Tom Moore

Tom Moore
CEO

The big news in Jeremy Hunt’s spring Budget was the unexpected abolition of the Lifetime Allowance (LTA) charge.

Until the announcement the LTA stood at £1,073,100. LTA limits the maximum tax-privileged benefits that can be enjoyed from pensions. It is only relevant when benefits are drawn (or at age 75 if earlier) which is a ‘benefit crystallisation event’.

These events absorb all or part of the LTA and once exhausted, the payment of any excess benefits will give rise to a tax charge. The rate was 25% for income benefit payments and 55% for capital payments.

With the LTA charge being abolished, pension savers need no longer worry about the overall value of their pension in this context. (The limit of £1,073,100, unless there is protection under a previous regime, will still be used in the calculation of the ‘Pension Commencement Lump Sum’, generally the maximum amount of tax-free cash that can be taken).

Political Landscape

Immediately, the Labour Party retorted that it intends to reverse the abolition: could this have retrospective effect, and be read as though nothing had ever happened? Given current opinion polls there might be just a narrow ‘window of opportunity’ for pension members to benefit.

There are perilous dangers to any Government of reliance on retrospective legislation, even if a new administration will want to maximise the tax take from the reversal. In our opinion a back-dated change is unlikely, but make no mistake, Governments can effect any legal changes they want, subject to the normal processes.

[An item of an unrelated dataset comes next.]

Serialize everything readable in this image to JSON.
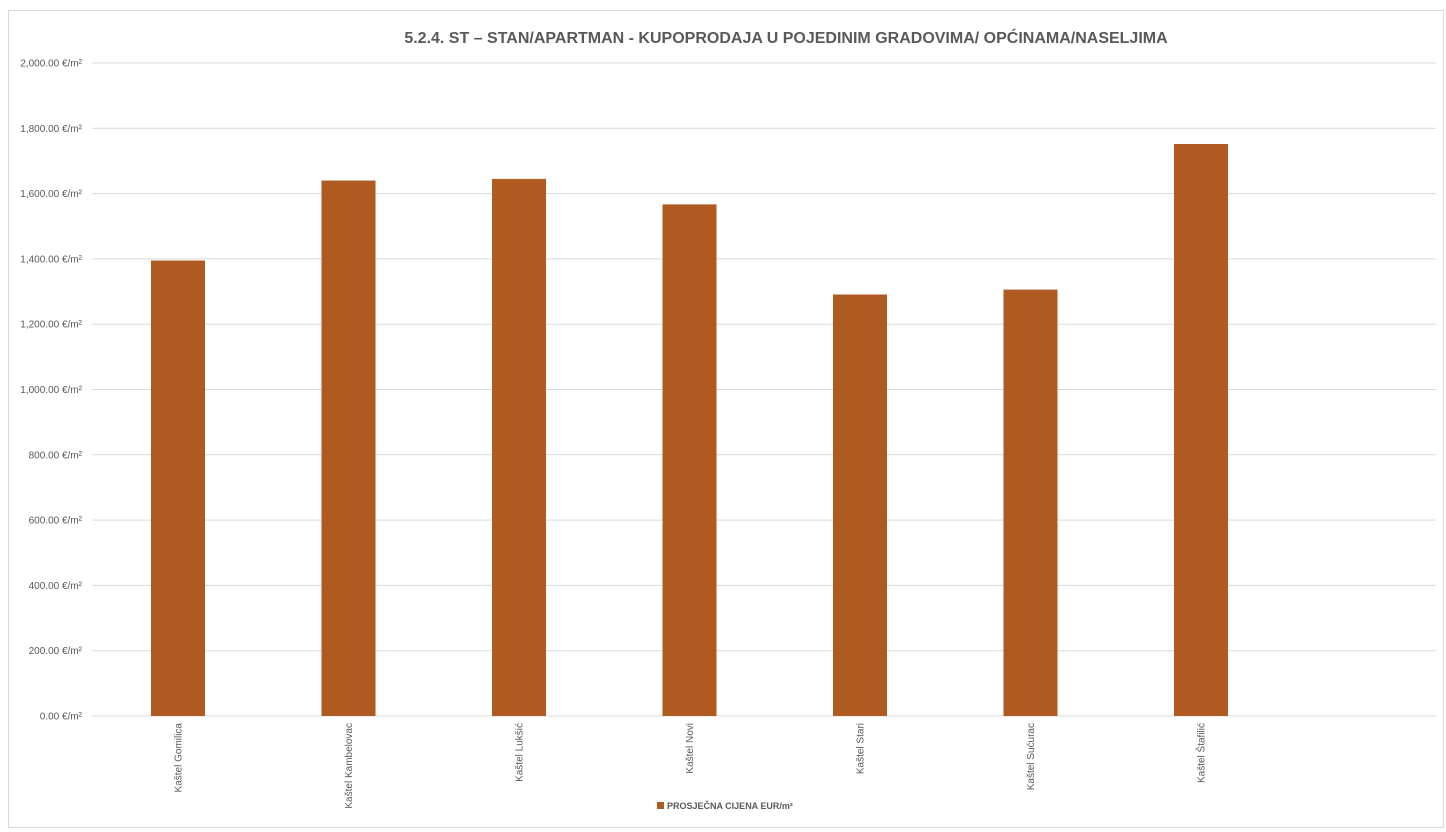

The real danger lies in the credibility of, and faith in, our legal system upon which the nation’s administrative and economic framework depends. Retrospective changes make it impossible to know with certainly what the ‘current’ law is. How can any citizen plan their life in this situation?

Rees Rules

It has long been accepted that the Government may use retrospective tax changes to counter the financial risks from tax avoidance. The ‘acceptable’ approach was codified in 1978 in the so-called ‘Rees Rules’.

Steps taken in 2004 by the then Labour Government to counteract a number of schemes aimed at avoiding tax on employment income can be read as indicating a strong desire to remain within the boundaries of the Rees Rules. Further changes introduced in 2008, to avoidance schemes exploiting double taxation treaties were, however, justified by the Government on the basis that it did no more than clarify the law. There was cross-party political agreement, and within professional circles, that the schemes were unacceptable, and the arrangements should be blocked.

The abolition of the LTA is entirely different. There is no political (or even economic) consensus on whether the limit should be retained, altered, or abolished. So long as the law change receives Royal Assent, the LTA will be abolished from 6 April 2023, whatever the stated plans of the Opposition.

To re-impose the LTA with retrospective effect would obliterate the Rees Rules. Anyone finding equivalence between such a change and the anti-avoidance measures referred to above is simply mistaken.

Our strong view is that any reversal of the abolition of the LTA – if it happens – must include some form of ‘grandfathering’ provision to protect those who have legally benefited from the brief absence of a cap.

Ultimately of course, Governments can do what they want, and our view may be wrong. But if anything like this happens, it will mark the start of a frightening new era.